Someone on the team asked: “Is there anything like the classic Linux TOP command for Redis?”
This was the start of an aha moment. Redis does indeed have some additional internal CPU metrics that aren’t exposed by default. Those metrics are accessible with Redis’ INFO COMMANDSTATS command, which shows how many calls have been made to each type of Redis command, along with the total and average times.
Running this command, shock set in. I could suddenly see that, across the first 45 nodes, the cluster slot commands accounted for an absolutely astounding 87 percent of the CPU time, versus virtually zero on the new nodes.
Finding a Root Cause
I knew we had two questions to answer next:
- Why are our nodes spending more time on the cluster commands than on doing actual application work?
- Why wasn’t shard 46 and beyond doing the same?

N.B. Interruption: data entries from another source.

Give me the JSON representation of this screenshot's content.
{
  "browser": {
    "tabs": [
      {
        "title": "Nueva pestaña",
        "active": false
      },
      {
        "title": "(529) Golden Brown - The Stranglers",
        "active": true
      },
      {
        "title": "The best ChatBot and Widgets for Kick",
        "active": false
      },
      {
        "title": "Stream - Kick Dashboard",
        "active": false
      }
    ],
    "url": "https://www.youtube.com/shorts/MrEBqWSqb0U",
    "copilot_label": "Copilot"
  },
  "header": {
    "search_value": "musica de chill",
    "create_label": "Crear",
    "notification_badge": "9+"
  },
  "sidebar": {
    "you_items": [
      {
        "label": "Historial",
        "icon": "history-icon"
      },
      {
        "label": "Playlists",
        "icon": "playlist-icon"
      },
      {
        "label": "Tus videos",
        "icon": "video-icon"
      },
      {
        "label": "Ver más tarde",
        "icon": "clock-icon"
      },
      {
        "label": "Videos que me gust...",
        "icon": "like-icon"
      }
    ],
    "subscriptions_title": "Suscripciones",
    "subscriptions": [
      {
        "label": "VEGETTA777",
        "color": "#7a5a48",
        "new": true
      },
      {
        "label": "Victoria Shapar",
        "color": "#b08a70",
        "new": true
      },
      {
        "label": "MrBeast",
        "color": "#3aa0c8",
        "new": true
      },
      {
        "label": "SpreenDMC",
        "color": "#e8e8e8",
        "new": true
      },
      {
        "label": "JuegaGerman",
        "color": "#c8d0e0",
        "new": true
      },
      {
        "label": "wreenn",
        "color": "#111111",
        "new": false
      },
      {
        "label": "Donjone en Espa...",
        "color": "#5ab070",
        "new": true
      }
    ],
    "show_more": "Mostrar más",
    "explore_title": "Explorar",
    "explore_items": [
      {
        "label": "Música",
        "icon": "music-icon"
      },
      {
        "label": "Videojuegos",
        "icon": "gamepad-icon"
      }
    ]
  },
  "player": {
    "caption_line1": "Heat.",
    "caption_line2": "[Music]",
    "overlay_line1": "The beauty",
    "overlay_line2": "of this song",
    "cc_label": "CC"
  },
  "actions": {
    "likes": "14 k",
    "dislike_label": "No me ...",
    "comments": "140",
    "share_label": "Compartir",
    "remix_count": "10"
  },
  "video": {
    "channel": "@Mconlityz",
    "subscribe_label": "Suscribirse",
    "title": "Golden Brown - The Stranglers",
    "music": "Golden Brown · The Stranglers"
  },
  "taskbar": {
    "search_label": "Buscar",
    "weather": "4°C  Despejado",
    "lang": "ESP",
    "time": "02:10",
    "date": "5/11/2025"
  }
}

After a closer look, the answer to the first question turned out to be quite simple, but hidden deep within the nuance of the open-source client we use to interact with Redis Cluster.
While we intentionally use persistent connections to Redis, the default behavior of the PHP client, PhpRedis, is that it doesn’t actually keep a copy of the slot mapping between different instances of the client. That meant that, every time we created a new client, it would also ask for all the cluster slots again. The solution is a configuration setting to keep a local copy of the slots that persists across connections, alleviating the need for all the extra calls.
With that enabled, the CPU usage on our Redis nodes dropped almost by half. And, thanks to eliminating the wait for the additional command, we saw a welcome decrease in our application response times.
The second question required more precision and intricacy within our cloud infrastructure.
There are many ways that you can do service discovery to locate a working node in order to bootstrap your client. The Elasticache implementation is to attempt to return all nodes in a single DNS response, in what is a very long list of A records.
The problem with this approach is that there is a limit to how big a DNS reply can or should be, and eventually the list would get cut off. As you might have guessed, in our case, this caused nodes 46 and above to never be a node the client connects to, which in turn means they never get Redis Cluster slot commands. Ultimately, this caused the significant difference in load experienced by those nodes.
For us, solving the first part of the problem and drastically reducing the CPU utilization stolen by the costly and frequent cluster slot commands meant we could aggressively begin reducing our cluster size, making the node discovery issue moot — for now. But knowing the solution to the second pitfall that still lies ahead as we continue to scale certainly makes us feel more comfortable.
How to Avoid Cluster Roadblocks
If you are running Redis Cluster at scale, here is my advice for avoiding the challenges we faced while pushing our cluster limits:
- Ensure your Redis client — particularly if you are using PHP — is caching the mapping of slots within your cluster. Otherwise, the hidden performance and CPU penalties you could pay are daunting.
- If you are using Elasticache for your Redis Cluster, which is very likely if you run your applications in the leading cloud provider, AWS, then be aware of how it allows for service discovery, and make sure you aren’t subject to its limits.
Today, my team and I are continuing to scale the platform and serve an ever-increasing number of teachers and students, while managing our Redis Cluster with much more ease following the hurdles. It’s my hope that, equipped with the knowledge above, you too will be able to push the limits of scaling Redis Cluster, while avoiding the pitfalls we found along the way.